Dermatochalase mag niet worden verward met blepharochalase, een soms voorkomende aandoening die gekenmerkt wordt door permanente veranderingen in de oogleden na recidiverende en onvoorspelbare aanvallen van oedeem, meestal bij mensen jonger dan 20 jaar.

B.

er zijn drie fasen geïdentificeerd: (1) primair oedeem met pijnloze en voorbijgaande zwelling van de oogleden vergezeld van milde roodheid van de huid die lijkt op angio-oedeem, (2) het atonische ptosis stadium wordt gekenmerkt door huidveranderingen van roodbruine verkleuring, venulaire prominentie, lakse huid die de wimpers kunnen overschrijven, en (3) ontspanning van het orbitale septum resulterend in verzakking van orbitale vet en traanklieren met secundaire hangende van het aangetaste ooglid.

C.

andere hebben een indeling in twee fasen gebruikt: (1) vroeg stadium met niet-puttend ooglidoedeem, en (2) laat stadium met of constante zwelling vergezeld van dekselhuid laxiteit en losse plooien of door verkleuring, dunner worden, en atrofie van het deksel weefsel dat kan resulteren in een karakteristieke tissue papier verschijning aan de huid en ptosis. De huid kan kronkelende bloedvaten hebben.

D.

de elastine mRNA-expressie in gekweekte fibroblasten van blepharochalasis is niet verminderd, wat erop wijst dat omgevingsfactoren of andere matrixcomponenten van elastische vezels betrokken kunnen zijn bij het verlies van elastische vezels die in de aandoening worden aangetroffen.

E.

het kan gepaard gaan met ptosis, verworven blefarophimosis als gevolg van veranderingen in de cantale pezen, hernia van orbitaal vet of traanklierprolaps.

F.

sommigen beschouwen het als een variant van cutis laxa (zie hieronder).

G.

histopathologisch onderzoek van een monster van een 23-jarige zwarte vrouw toonde volledige afwezigheid van elastische vezels. Er was ook milde inflammatoire infiltraat van lymfocyten en multinucleated histiocyten, dermale oedeem, en zeldzame verwijde vaten suggereren lymfoedeem. Er is ook melding gemaakt van een neutrofielinfiltraat.

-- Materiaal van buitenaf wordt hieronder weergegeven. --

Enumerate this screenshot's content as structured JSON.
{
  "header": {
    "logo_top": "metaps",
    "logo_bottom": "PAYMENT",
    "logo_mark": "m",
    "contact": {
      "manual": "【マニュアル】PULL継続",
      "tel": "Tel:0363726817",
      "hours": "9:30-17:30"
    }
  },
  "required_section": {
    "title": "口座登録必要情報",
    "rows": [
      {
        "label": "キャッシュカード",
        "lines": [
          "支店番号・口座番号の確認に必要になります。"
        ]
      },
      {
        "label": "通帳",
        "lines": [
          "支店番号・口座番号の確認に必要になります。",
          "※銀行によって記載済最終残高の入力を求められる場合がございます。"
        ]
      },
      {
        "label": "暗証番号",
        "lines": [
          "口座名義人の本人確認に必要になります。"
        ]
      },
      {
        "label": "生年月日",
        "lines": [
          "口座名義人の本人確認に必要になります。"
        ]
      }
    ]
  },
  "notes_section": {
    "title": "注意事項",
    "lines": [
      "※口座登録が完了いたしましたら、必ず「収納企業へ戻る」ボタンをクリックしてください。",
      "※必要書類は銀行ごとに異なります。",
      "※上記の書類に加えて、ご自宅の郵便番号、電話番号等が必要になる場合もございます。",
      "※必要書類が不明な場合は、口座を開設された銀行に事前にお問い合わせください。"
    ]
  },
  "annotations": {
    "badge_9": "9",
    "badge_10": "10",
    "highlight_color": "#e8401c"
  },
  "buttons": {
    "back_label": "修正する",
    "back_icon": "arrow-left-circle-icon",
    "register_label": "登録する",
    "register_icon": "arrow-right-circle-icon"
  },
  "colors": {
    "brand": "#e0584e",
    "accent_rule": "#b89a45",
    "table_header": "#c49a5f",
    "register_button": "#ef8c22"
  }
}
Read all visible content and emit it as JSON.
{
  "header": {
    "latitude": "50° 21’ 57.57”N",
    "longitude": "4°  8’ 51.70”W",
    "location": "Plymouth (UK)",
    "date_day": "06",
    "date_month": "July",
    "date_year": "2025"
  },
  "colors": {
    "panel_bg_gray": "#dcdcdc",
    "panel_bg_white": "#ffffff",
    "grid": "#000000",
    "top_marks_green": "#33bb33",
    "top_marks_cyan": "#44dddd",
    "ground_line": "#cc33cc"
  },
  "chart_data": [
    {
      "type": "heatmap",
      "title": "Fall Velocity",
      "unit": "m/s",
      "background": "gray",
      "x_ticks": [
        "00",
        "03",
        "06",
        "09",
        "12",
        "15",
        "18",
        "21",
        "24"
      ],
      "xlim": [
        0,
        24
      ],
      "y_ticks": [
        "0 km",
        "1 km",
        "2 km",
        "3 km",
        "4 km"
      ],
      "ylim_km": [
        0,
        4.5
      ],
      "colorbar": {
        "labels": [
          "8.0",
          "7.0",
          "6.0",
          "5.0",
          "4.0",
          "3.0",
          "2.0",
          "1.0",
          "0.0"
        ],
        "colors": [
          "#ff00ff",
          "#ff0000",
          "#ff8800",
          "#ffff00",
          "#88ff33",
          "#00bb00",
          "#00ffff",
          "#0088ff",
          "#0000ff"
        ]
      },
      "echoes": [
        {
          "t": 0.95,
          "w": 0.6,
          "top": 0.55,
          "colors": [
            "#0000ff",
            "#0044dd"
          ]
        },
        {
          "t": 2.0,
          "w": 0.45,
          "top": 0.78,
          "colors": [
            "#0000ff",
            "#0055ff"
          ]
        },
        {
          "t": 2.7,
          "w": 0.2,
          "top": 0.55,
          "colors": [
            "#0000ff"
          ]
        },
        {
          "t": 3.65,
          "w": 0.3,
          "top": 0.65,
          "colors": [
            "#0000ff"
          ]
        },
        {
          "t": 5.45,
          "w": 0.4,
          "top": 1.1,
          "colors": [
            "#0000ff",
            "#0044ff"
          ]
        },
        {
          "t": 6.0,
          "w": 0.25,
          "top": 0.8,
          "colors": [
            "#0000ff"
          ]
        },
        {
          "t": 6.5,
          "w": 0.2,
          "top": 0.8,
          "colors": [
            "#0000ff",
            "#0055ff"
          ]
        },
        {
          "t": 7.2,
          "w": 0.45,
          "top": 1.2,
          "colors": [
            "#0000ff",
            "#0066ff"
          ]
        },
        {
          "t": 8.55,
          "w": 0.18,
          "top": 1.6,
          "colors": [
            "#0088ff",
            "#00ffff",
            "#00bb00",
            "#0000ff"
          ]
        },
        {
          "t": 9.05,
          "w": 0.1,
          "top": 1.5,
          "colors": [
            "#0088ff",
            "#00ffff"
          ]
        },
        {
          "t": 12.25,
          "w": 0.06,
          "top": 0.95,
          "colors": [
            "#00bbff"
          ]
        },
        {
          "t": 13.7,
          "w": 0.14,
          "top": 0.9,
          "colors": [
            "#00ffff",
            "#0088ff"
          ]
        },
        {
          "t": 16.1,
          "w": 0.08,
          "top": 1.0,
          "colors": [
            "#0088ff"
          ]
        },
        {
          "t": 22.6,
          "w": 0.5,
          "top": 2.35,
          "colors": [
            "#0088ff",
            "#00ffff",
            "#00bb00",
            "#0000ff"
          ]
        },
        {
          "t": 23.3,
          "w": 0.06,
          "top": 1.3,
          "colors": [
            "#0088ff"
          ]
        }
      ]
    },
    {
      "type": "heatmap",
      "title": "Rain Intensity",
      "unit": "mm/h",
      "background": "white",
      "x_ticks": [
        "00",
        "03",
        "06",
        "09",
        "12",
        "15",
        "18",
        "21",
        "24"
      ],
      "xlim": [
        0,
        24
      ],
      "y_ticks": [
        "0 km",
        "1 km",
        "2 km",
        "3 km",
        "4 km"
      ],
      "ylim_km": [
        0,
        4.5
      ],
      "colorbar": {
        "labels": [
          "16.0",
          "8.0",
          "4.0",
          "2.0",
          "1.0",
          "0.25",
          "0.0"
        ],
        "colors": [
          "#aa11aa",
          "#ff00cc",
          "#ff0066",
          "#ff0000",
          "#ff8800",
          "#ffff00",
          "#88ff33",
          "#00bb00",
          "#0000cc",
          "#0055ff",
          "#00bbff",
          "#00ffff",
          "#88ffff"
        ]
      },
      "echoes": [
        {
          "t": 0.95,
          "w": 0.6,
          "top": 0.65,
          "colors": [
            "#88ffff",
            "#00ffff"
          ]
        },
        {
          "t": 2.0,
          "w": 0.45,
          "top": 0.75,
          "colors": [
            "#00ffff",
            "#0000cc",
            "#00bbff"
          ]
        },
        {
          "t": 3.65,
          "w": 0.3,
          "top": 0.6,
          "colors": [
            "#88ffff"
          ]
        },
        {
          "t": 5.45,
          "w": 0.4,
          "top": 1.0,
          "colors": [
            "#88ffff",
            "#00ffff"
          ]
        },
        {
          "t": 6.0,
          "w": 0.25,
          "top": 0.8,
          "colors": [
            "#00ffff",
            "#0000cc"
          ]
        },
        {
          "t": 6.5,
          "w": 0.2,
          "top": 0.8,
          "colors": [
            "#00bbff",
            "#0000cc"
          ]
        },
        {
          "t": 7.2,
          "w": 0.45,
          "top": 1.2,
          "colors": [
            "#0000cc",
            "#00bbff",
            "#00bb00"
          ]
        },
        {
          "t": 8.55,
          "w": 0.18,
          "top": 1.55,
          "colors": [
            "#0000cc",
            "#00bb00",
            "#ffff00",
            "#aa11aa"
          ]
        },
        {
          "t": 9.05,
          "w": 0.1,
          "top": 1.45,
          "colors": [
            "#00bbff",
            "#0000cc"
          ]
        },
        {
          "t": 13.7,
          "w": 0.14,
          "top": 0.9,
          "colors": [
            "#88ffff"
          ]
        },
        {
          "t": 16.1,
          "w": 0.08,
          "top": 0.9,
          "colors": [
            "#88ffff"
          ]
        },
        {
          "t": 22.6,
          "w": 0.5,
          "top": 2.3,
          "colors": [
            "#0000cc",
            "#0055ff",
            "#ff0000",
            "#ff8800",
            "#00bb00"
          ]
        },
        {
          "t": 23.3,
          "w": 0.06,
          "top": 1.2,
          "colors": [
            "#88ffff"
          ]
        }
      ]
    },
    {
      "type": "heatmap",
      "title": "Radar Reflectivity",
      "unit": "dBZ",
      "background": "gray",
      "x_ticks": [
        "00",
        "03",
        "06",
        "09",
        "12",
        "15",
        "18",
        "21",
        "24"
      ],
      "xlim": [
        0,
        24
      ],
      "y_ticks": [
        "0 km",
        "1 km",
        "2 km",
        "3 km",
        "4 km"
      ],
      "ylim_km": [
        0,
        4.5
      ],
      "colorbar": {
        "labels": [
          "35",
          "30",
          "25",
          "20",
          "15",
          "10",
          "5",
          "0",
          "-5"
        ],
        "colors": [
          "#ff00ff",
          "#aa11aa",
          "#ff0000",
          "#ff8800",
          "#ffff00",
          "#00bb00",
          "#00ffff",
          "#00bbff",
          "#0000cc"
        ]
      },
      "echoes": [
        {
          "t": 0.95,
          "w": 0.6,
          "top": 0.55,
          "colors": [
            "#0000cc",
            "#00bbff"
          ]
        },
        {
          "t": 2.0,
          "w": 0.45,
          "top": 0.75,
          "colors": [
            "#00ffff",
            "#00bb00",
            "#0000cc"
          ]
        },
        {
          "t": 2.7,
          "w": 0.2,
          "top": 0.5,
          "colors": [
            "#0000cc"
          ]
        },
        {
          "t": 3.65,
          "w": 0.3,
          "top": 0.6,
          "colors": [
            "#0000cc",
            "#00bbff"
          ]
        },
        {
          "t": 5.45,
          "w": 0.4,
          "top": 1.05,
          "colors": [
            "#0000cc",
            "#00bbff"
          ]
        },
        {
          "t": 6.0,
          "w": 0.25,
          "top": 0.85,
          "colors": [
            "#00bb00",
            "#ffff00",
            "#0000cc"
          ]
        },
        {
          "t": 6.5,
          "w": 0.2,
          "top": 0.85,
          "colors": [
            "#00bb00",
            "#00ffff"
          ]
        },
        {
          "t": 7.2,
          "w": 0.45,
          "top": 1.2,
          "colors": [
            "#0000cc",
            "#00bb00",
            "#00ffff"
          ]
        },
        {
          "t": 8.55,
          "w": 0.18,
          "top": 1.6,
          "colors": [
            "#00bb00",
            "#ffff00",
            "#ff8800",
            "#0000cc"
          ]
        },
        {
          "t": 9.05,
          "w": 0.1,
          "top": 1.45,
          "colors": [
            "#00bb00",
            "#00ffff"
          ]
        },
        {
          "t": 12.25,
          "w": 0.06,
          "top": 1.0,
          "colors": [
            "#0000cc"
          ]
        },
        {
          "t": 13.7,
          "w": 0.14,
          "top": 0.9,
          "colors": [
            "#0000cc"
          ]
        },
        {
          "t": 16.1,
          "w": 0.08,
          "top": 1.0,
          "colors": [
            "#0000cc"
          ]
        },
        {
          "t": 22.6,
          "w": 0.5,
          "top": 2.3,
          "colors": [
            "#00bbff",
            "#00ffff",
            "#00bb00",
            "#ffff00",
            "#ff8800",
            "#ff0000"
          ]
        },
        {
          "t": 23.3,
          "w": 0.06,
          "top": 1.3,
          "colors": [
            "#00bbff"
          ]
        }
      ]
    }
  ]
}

andere monsters hebben atrofie, fragmentatie en duidelijk verminderde hoeveelheden elastische vezels in de dermis aangetoond.Bij een patiënt met bilaterale blefarochalase heeft elektronenmicroscopie een gebrek aan elastische vezels in de betrokken huid bevestigd.

chronische ontsteking wordt vaak gevonden.

collageen zit los en lijkt atrofisch.

elastische vezels nemen af in de pezen van de buitenste orbitale spieren, die langer worden.

H.

immunofluorescentie lokalisatie van IgA-afzettingen in blefarochalasis suggereert een immunologische basis voor de aandoening.

Matrixmetalloproteïnasen, in het bijzonder MMP-3 en MMP-9, kunnen een rol spelen in de pathobiologie van blepharochalase.

I.

Ascher-syndroom (Laffer-Ascher-syndroom) wordt gekenmerkt door blefarochalase, dubbele lip en niet-toxische struma. Struma wordt gevonden in 10% -50% van de gevallen.

andere bevindingen kunnen zijn: iris coloboom, iris heterochromie, vernauwde horizontale palpebrale fissuren en verminderde intercanthale afstand.

er kan ooglid ectropion of entropion met trichiasis zijn.

het dubbele lip-uiterlijk is secundair aan een overgroei van lip mucosa.

a.

dubbele lip kan ook worden gevonden Als een geïsoleerd niet-syndromisch geïsoleerd voorkomen. Het kan worden geassocieerd met bifid huig of gespleten gehemelte.

J.

Melkersson-Rosenthal (MK) syndroom (triade van recidiverend labiaal oedeem, relapsing gezichtsverlamming, en gespleten tong) kan ook optreden met ooglidoedeem van “onbekende oorzaak.”

het heeft een incidentie van 1: 1250.

het kan geïsoleerd zijn of geassocieerd worden met chronische ziekten zoals het syndroom van Down, sarcoïdose, multiple sclerose, HIV, auto-immuunthyroïditis, oculaire verlamming en diabetes mellitus.

niet-necrotiserende granulomateuze ontsteking is geassocieerd met deze aandoening.

het kan worden veroorzaakt door mutaties in het FATP1-gen.

K.

Blau syndroom heeft overeenkomsten met het Melkersson-Rosenthal syndroom. Blau syndroom is autosomaal dominant en omvat granulomateuze ontsteking in de huid, granulomateuze iridocyclitis en granulomateuze artritis met camptodactylie. Het wordt geassocieerd met mutaties in het CARD15/NOD2 gencomplex en kan in verband worden gebracht met de ziekte van Crohn.

L.

Mounier-Kuhn heeft ook overeenkomsten met het MK-syndroom en wordt geassocieerd met congenitale tracheo-bronchomegalie.